Bu slayt gösterisi için JavaScript gerekir.

 


Yanıt

  1. mükemmel bir yazı olmuş..deneyimleriniz cok guzel..temmuz sonunda bende tek başıma gideceğim kieve…teşekkürler

    • Şimdiden iyi seyahatler dilerim.

  2. Gerçekten güzel bir yazı olmuş.2 gün sonra ben de gidiyorum yararlı bilgilerinizi kullanacağım.
    Teşekkürler.

  3. Yazınızı baştan sona okudum. Bir hafta sonra yanlız başıma bir haftalık bir tatil yapacağım. Kadınlar için gitmiyorum, aylardır araştırmama rağmen haala istediğim cevapları alamamıştım. Bu yazı baya faydalı oldu, ayrıca kaleminizi çok beğendim diyebilirim :) Açıkcası garantici biri olduğum için baya tedirgindim, içime birazda olsa su serptiniz teşekkürler :)

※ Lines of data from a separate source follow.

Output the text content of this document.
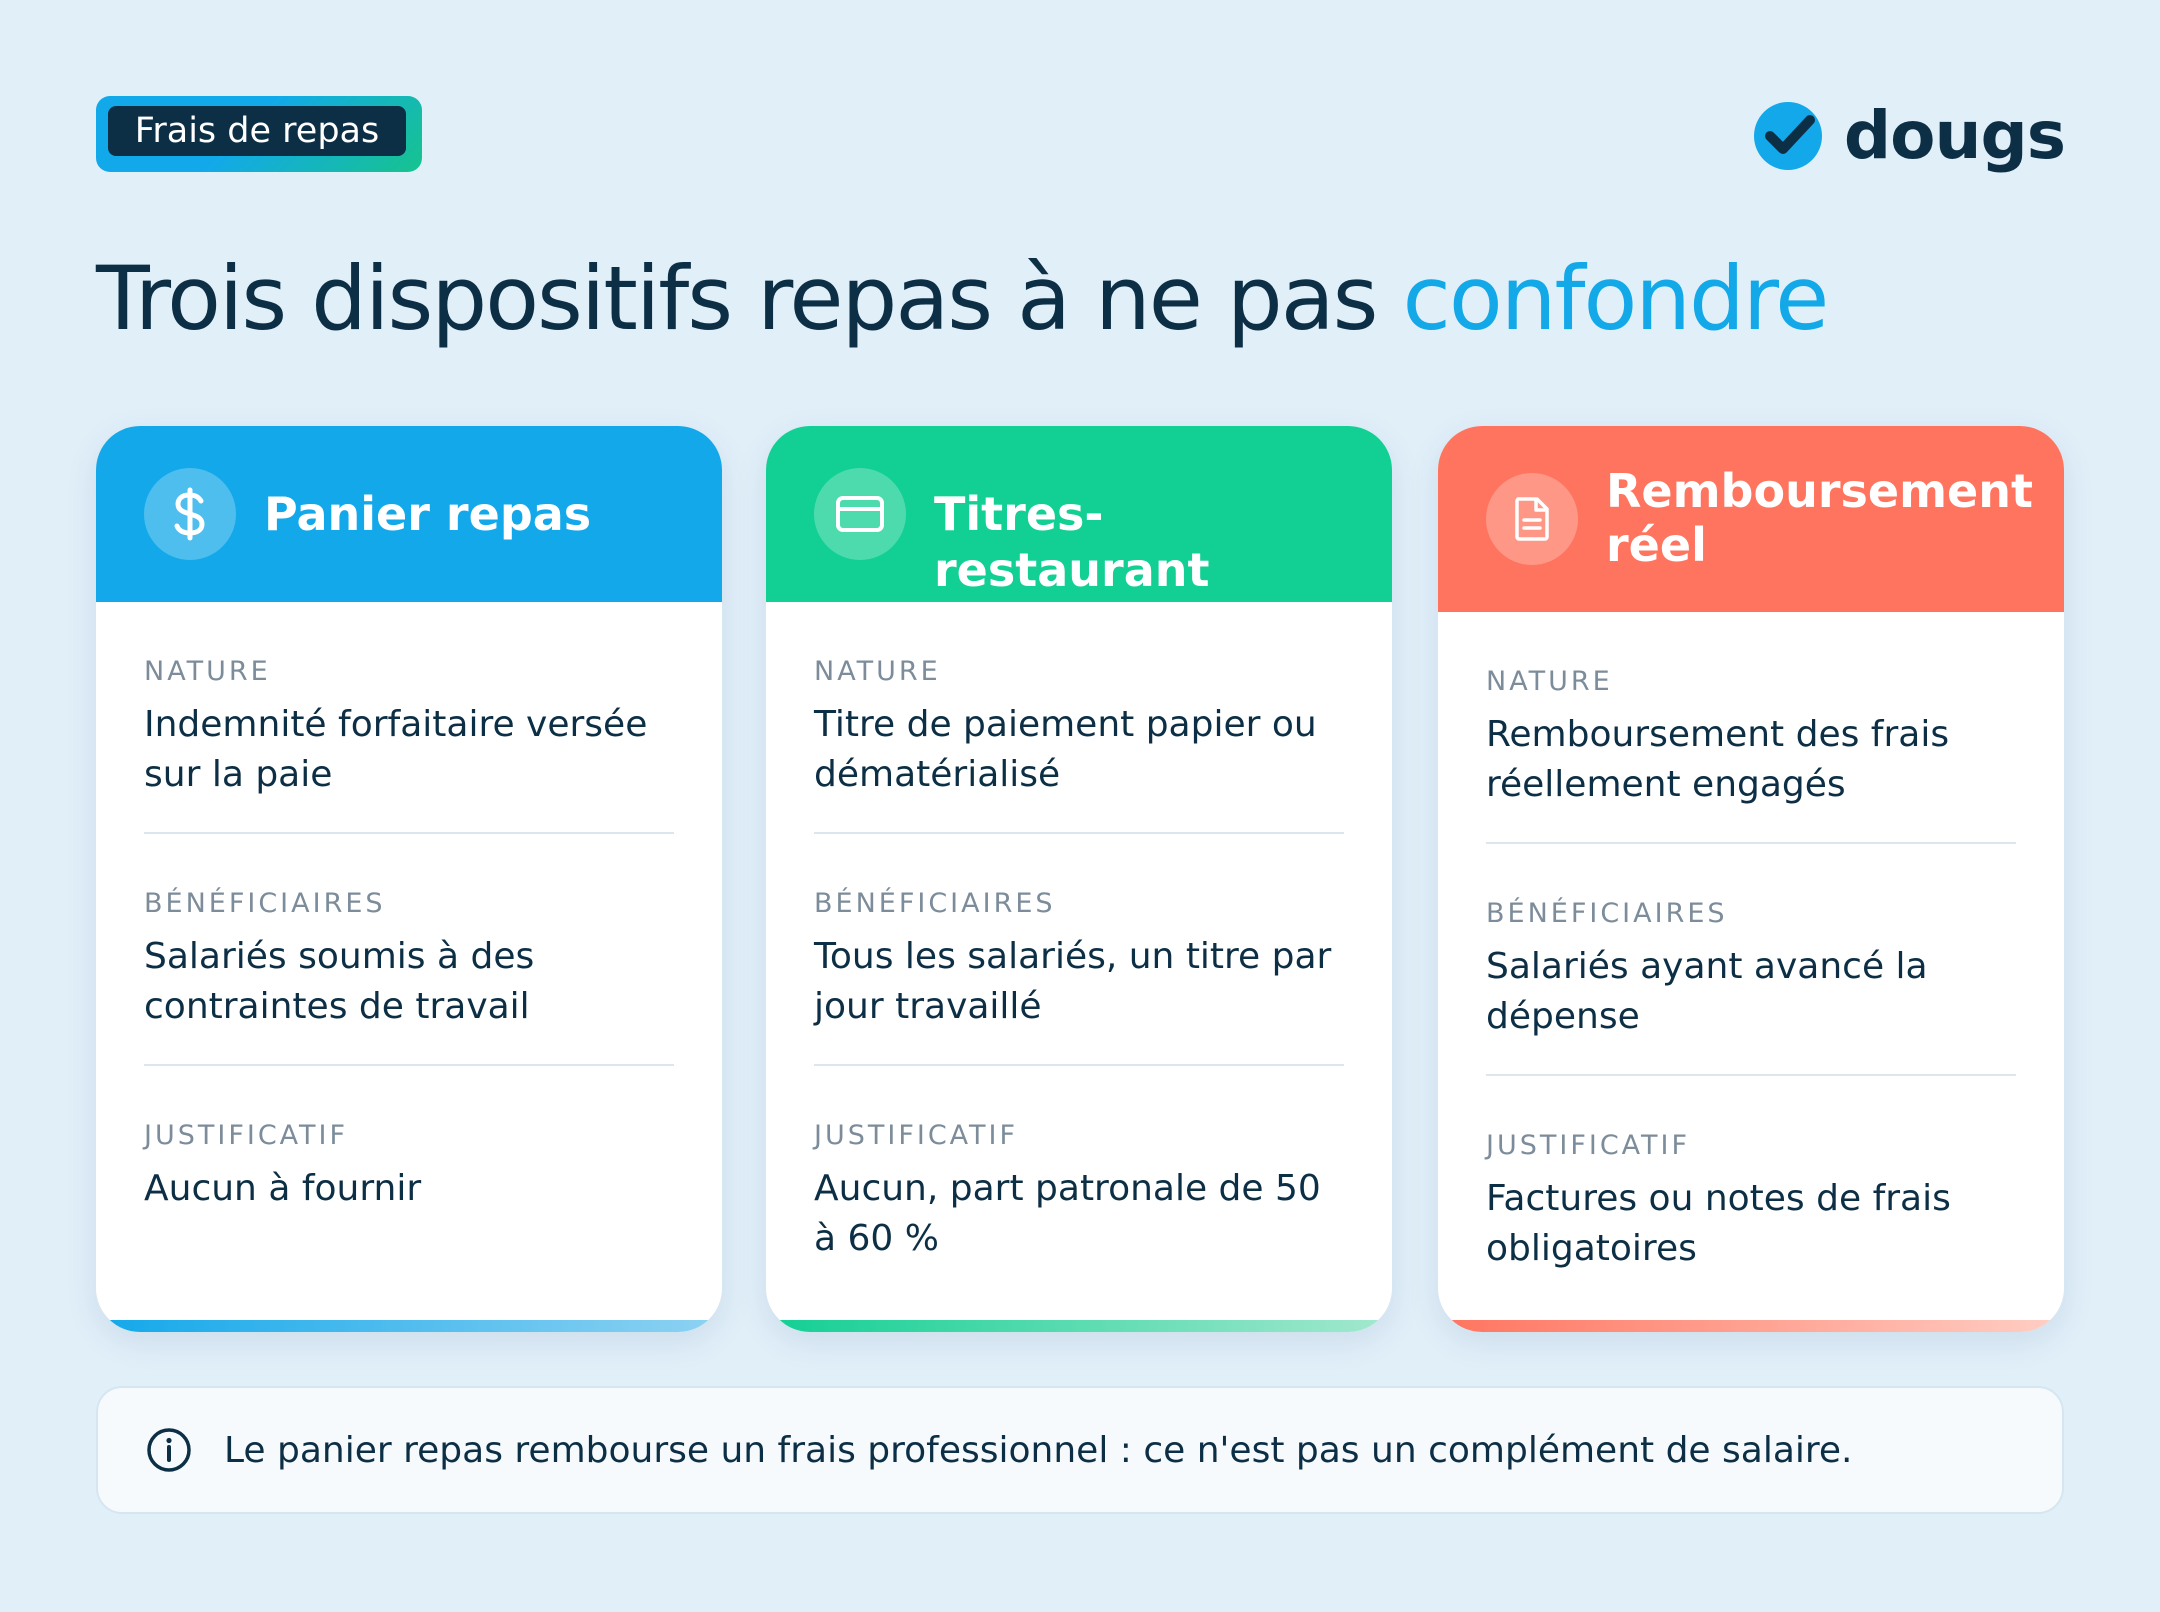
Frais de repas	dougs
Trois dispositifs repas à ne pas confondre
Panier repas
NATURE
Indemnité forfaitaire versée sur la paie
BÉNÉFICIAIRES
Salariés soumis à des contraintes de travail
JUSTIFICATIF
Aucun à fournir
Titres-restaurant
NATURE
Titre de paiement papier ou dématérialisé
BÉNÉFICIAIRES
Tous les salariés, un titre par jour travaillé
JUSTIFICATIF
Aucun, part patronale de 50 à 60 %
Remboursement réel
NATURE
Remboursement des frais réellement engagés
BÉNÉFICIAIRES
Salariés ayant avancé la dépense
JUSTIFICATIF
Factures ou notes de frais obligatoires
Le panier repas rembourse un frais professionnel : ce n'est pas un complément de salaire.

    • Eyvallah. Keyifli tatiller dilerim:)

  4. Yarın kısmetse yalnız başıma gidiyorum , inanın araştırma e kendimi sağlama konusunda başarılıyım kalacağım hotele haritadan bakıp yorum atanlar arasında iki türke instagramdan konuşup bilgi almış olarak ekşi sözlükte ve sizin bilginizi bir kağıda not ettim ve şimdi gitmeye hazırım herşey için teşekkür ederim umarım birgün hayallerinize kavuşursunuz .

    • Eyvallah. Keyifli seyahatler dilerim.:)

  5. İki arkadaş kiev e gitmek istiyoruz merak ettigim kimlikle giriş yapılabiliyor ama havaalanında pasaport işleminden bahsetmişsiniz pasaportumuz yok çıkartmamız gerekiyor mu ?

    • Yeni(çipli) kimliklerle gidilebiliyor. Ama yeni kimliğiniz yoksa pasaport şart. Eski kimliklerle girilemiyor.